His classmates had no idea he was an amputee. He had hidden it to avoid teasing and more racial abuse.

“I was called 'bamboula', dirty negro, the monkey. It was hard.”

Fortunately, the Alaize family, who adopted him after he had spent five years in a Bujumbura orphanage where his father had abandoned him, gave Jean-Baptiste a base and a home that he had not had for years.

“When I arrived here I didn't know it was possible,” he said.

“I had lost that side, to be loved. I still can't understand how racism can set in, when I see my parents who are white, and I am a black child… they loved me like a child.”

His parents, Robert and Daniele, had already adopted a Hutu child from Rwanda, renamed Julien.

John-Baptist was originally called Mugisha. It means “the lucky child” which is not quite how things worked out. His new family name, though, suits him better. Alaize is a pun in French for 'a l'aise' – at ease.

The French disabled sports federation spotted the prodigy, and he began collecting his first trophies, including four junior world titles at long jump, three of them with world records.

“It was starting to change my life and I was happy to represent France,” he says.
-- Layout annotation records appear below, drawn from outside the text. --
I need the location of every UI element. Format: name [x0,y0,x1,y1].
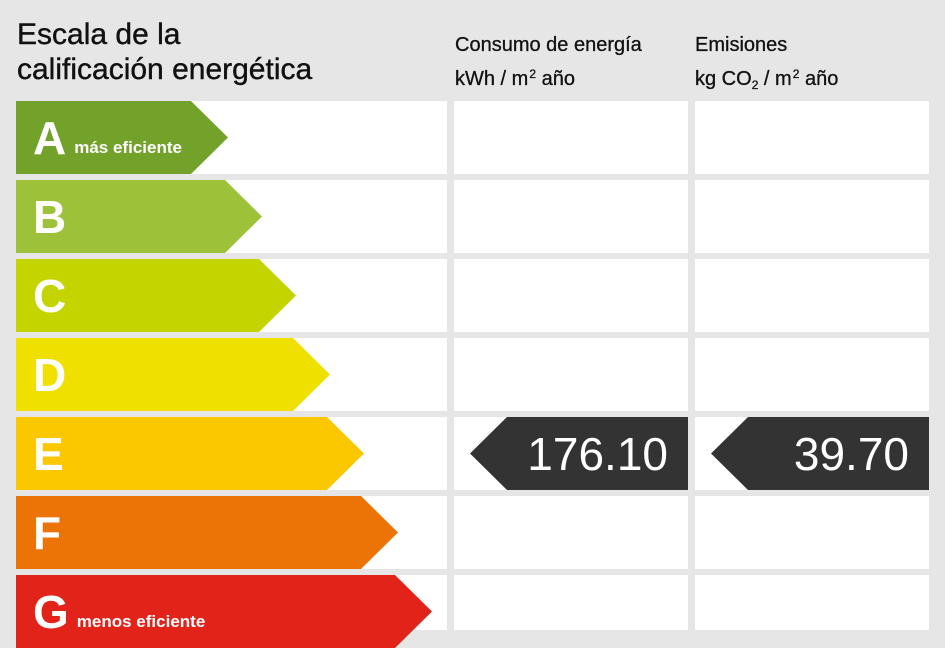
consumption-cell [454,101,688,174]
energy-band-f: F [16,496,398,569]
band-letter: G [33,585,69,638]
consumption-column-header: Consumo de energía kWh / m2 año [455,31,642,94]
consumption-cell [454,180,688,253]
band-letter: A [33,111,67,164]
emissions-header-label: Emisiones [695,34,788,56]
emissions-cell [695,259,929,332]
band-label: más eficiente [74,137,182,157]
consumption-header-label: Consumo de energía [455,34,642,56]
consumption-cell [454,496,688,569]
consumption-cell [454,338,688,411]
band-letter: D [33,348,67,401]
band-label: menos eficiente [76,611,206,631]
band-letter: F [33,506,62,559]
consumption-header-unit: kWh / m2 año [455,67,575,90]
energy-band-b: B [16,180,262,253]
title-line-1: Escala de la [17,18,181,51]
emissions-marker: 39.70 [711,417,929,490]
consumption-cell [454,575,688,630]
emissions-column-header: Emisiones kg CO2 / m2 año [695,31,839,100]
band-letter: C [33,269,67,322]
emissions-cell [695,338,929,411]
energy-band-e: E [16,417,364,490]
consumption-marker: 176.10 [470,417,688,490]
consumption-marker-value: 176.10 [527,427,668,480]
emissions-cell [695,101,929,174]
band-letter: E [33,427,64,480]
band-letter: B [33,190,67,243]
consumption-cell [454,259,688,332]
page-title: Escala de la calificación energética [17,17,313,87]
energy-band-d: D [16,338,330,411]
emissions-cell [695,575,929,630]
emissions-marker-value: 39.70 [793,427,909,480]
energy-band-c: C [16,259,296,332]
title-line-2: calificación energética [17,53,313,86]
emissions-cell [695,180,929,253]
emissions-header-unit: kg CO2 / m2 año [695,67,839,92]
emissions-cell [695,496,929,569]
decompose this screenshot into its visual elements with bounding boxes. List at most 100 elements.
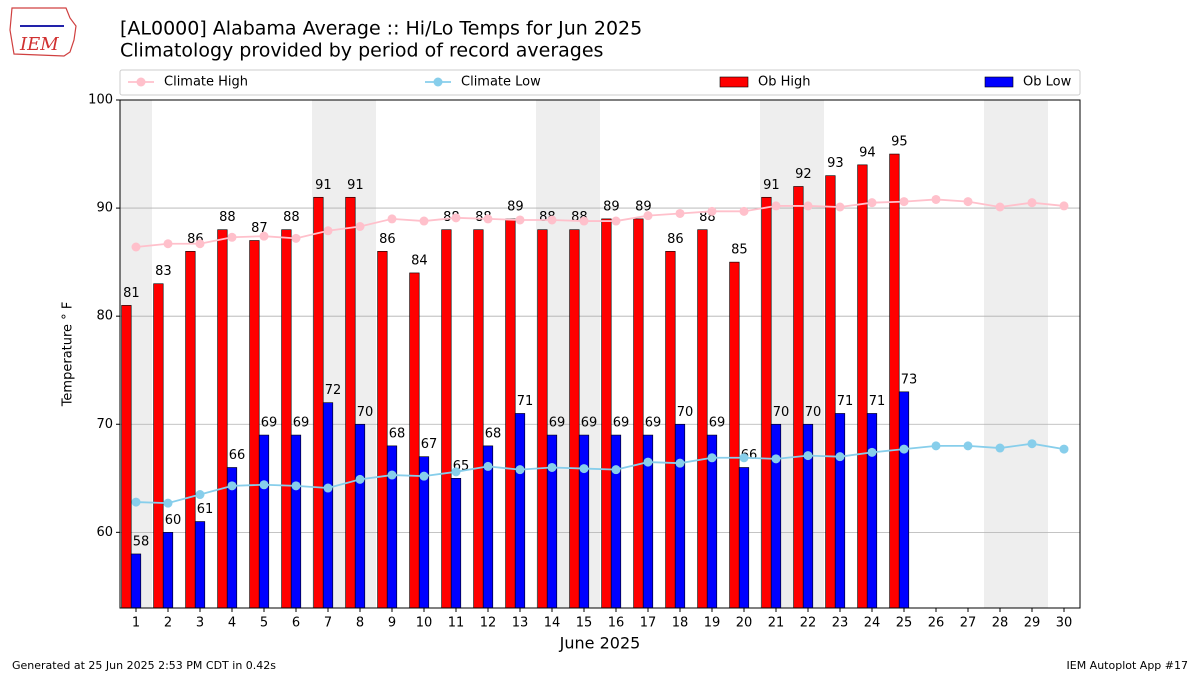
line-point xyxy=(931,441,941,451)
bar xyxy=(697,229,708,609)
bar-value-label: 69 xyxy=(613,416,630,431)
x-tick-label: 12 xyxy=(480,616,497,631)
x-tick-label: 17 xyxy=(640,616,657,631)
line-point xyxy=(579,216,589,226)
bar-value-label: 83 xyxy=(155,264,172,279)
bar xyxy=(258,434,270,609)
legend-swatch xyxy=(719,76,749,88)
bar-value-label: 71 xyxy=(837,394,854,409)
footer-right: IEM Autoplot App #17 xyxy=(1067,659,1189,672)
line-point xyxy=(643,457,653,467)
line-point xyxy=(163,498,173,508)
bar-value-label: 58 xyxy=(133,534,150,549)
bar xyxy=(569,229,580,609)
line-point xyxy=(259,480,269,490)
line-point xyxy=(259,231,269,241)
bar xyxy=(866,413,878,609)
highlight-band xyxy=(984,100,1016,608)
y-tick-label: 70 xyxy=(96,417,113,432)
line-point xyxy=(675,208,685,218)
line-point xyxy=(771,454,781,464)
line-point xyxy=(963,441,973,451)
line-point xyxy=(195,239,205,249)
line-point xyxy=(771,201,781,211)
chart-title: [AL0000] Alabama Average :: Hi/Lo Temps … xyxy=(120,18,642,40)
bar-value-label: 91 xyxy=(315,178,332,193)
bar xyxy=(857,164,868,609)
bar xyxy=(889,153,900,609)
legend-marker xyxy=(136,77,146,87)
x-tick-label: 22 xyxy=(800,616,817,631)
line-point xyxy=(195,490,205,500)
bar-value-label: 85 xyxy=(731,243,748,258)
line-point xyxy=(323,483,333,493)
x-tick-label: 10 xyxy=(416,616,433,631)
bar xyxy=(610,434,622,609)
x-tick-label: 27 xyxy=(960,616,977,631)
x-tick-label: 13 xyxy=(512,616,529,631)
x-tick-label: 7 xyxy=(324,616,332,631)
bar-value-label: 89 xyxy=(603,199,620,214)
line-point xyxy=(803,451,813,461)
bar xyxy=(674,423,686,609)
bar-value-label: 95 xyxy=(891,135,908,150)
x-tick-label: 23 xyxy=(832,616,849,631)
line-point xyxy=(835,452,845,462)
bar-value-label: 86 xyxy=(379,232,396,247)
bar-value-label: 86 xyxy=(667,232,684,247)
bar xyxy=(217,229,228,609)
line-point xyxy=(483,214,493,224)
x-tick-label: 14 xyxy=(544,616,561,631)
legend-label: Ob High xyxy=(758,75,811,90)
bar xyxy=(121,305,132,609)
x-tick-label: 8 xyxy=(356,616,364,631)
bar xyxy=(793,186,804,609)
logo-outline xyxy=(9,7,77,57)
bar-value-label: 89 xyxy=(635,199,652,214)
bar xyxy=(537,229,548,609)
x-tick-label: 19 xyxy=(704,616,721,631)
x-tick-label: 24 xyxy=(864,616,881,631)
bar-value-label: 89 xyxy=(507,199,524,214)
line-point xyxy=(419,216,429,226)
x-tick-label: 18 xyxy=(672,616,689,631)
x-tick-label: 9 xyxy=(388,616,396,631)
x-tick-label: 4 xyxy=(228,616,236,631)
bar xyxy=(834,413,846,609)
bar-value-label: 88 xyxy=(219,210,236,225)
bar xyxy=(290,434,302,609)
bar-value-label: 70 xyxy=(677,405,694,420)
line-point xyxy=(1059,444,1069,454)
line-point xyxy=(1027,198,1037,208)
line-point xyxy=(163,239,173,249)
y-tick-label: 60 xyxy=(96,525,113,540)
highlight-band xyxy=(1016,100,1048,608)
legend-label: Climate High xyxy=(164,75,248,90)
line-point xyxy=(291,481,301,491)
bar xyxy=(514,413,526,609)
bar xyxy=(345,196,356,609)
bar-value-label: 72 xyxy=(325,383,342,398)
bar-value-label: 92 xyxy=(795,167,812,182)
bar-value-label: 68 xyxy=(389,426,406,441)
line-point xyxy=(483,461,493,471)
bar-value-label: 69 xyxy=(293,416,310,431)
line-point xyxy=(355,474,365,484)
x-tick-label: 29 xyxy=(1024,616,1041,631)
line-point xyxy=(451,467,461,477)
plot-frame xyxy=(119,99,1081,609)
bar xyxy=(546,434,558,609)
line-point xyxy=(227,481,237,491)
line-point xyxy=(1059,201,1069,211)
legend-label: Ob Low xyxy=(1023,75,1072,90)
y-axis-label: Temperature ° F xyxy=(61,302,76,408)
x-tick-label: 20 xyxy=(736,616,753,631)
bar-value-label: 68 xyxy=(485,426,502,441)
bar-value-label: 93 xyxy=(827,156,844,171)
logo-text: IEM xyxy=(19,34,59,55)
logo: IEM xyxy=(9,7,77,57)
line-point xyxy=(515,465,525,475)
bar-value-label: 70 xyxy=(773,405,790,420)
bar xyxy=(354,423,366,609)
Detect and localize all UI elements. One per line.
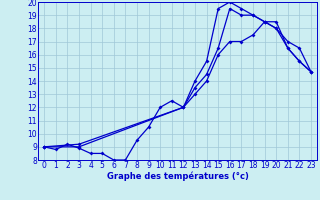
X-axis label: Graphe des températures (°c): Graphe des températures (°c): [107, 172, 249, 181]
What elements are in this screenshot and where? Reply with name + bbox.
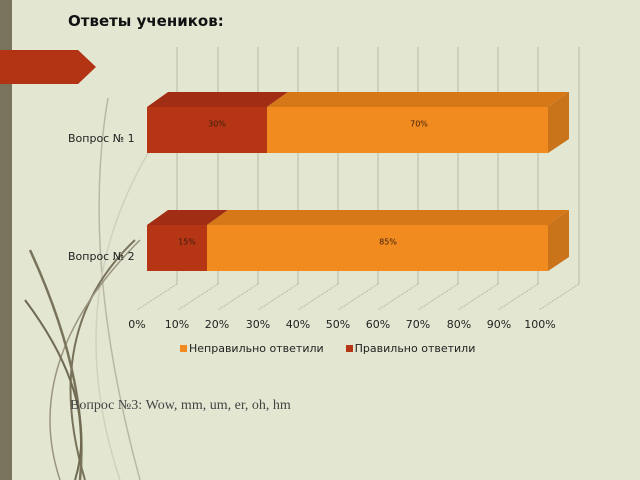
x-tick: 70% xyxy=(405,318,431,331)
x-tick: 0% xyxy=(128,318,146,331)
bar1-incorrect-label: 70% xyxy=(410,119,428,129)
bar-question-1 xyxy=(147,92,569,153)
legend-item-incorrect: Неправильно ответили xyxy=(180,342,324,355)
question-3-note: Вопрос №3: Wow, mm, um, er, oh, hm xyxy=(70,398,291,413)
x-tick: 20% xyxy=(204,318,230,331)
legend-label-correct: Правильно ответили xyxy=(354,342,476,355)
sidebar-strip xyxy=(0,0,12,480)
legend-swatch-correct xyxy=(345,345,353,352)
x-tick: 80% xyxy=(446,318,472,331)
page-title: Ответы учеников: xyxy=(68,12,224,30)
category-label-q1: Вопрос № 1 xyxy=(68,132,135,145)
x-tick: 60% xyxy=(365,318,391,331)
category-label-q2: Вопрос № 2 xyxy=(68,250,135,263)
bar1-correct-label: 30% xyxy=(208,119,226,129)
legend-label-incorrect: Неправильно ответили xyxy=(189,342,324,355)
x-tick: 30% xyxy=(245,318,271,331)
legend-item-correct: Правильно ответили xyxy=(345,342,476,355)
chart-legend: Неправильно ответили Правильно ответили xyxy=(180,342,475,355)
bar2-incorrect-label: 85% xyxy=(379,237,397,247)
bar-question-2 xyxy=(147,210,569,271)
title-banner xyxy=(0,50,96,84)
x-tick: 100% xyxy=(524,318,556,331)
x-tick: 50% xyxy=(325,318,351,331)
x-tick: 10% xyxy=(164,318,190,331)
legend-swatch-incorrect xyxy=(180,345,187,352)
bar2-correct-label: 15% xyxy=(178,237,196,247)
x-tick: 90% xyxy=(486,318,512,331)
x-tick: 40% xyxy=(285,318,311,331)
He went to the Paralympic Games in London (2012) and Rio (2016), where he finished fifth in the long jump, just five centimetres short of the bronze medal.

Now armed with his state-of-the-art prosthesis, which he nicknamed Bugatti, he was dreaming of taking a step up at Tokyo 2020 and going home to France with a medal but the postponement of the Games has decimated his sponsorships.

“I'm still looking to compete at Tokyo 2021 or 2022 and Paris 2024,” he says.

“If I don't succeed, I will have to turn the page which would be sad.”

He hopes that Rising Phoenix will raise his profile and maybe attract some sponsors.

The documentary's producer Ian Bonhote is in no doubt that Alaize's star is rising.

“He bursts through the screen. His story will resonate,” he says.

“The nine athletes in our documentary all have different backgrounds, but none survived what Jean-Baptiste suffered. His disability was imposed on him in such a savage and violent way.”

Rising Pheonix is available now to view on Netflix.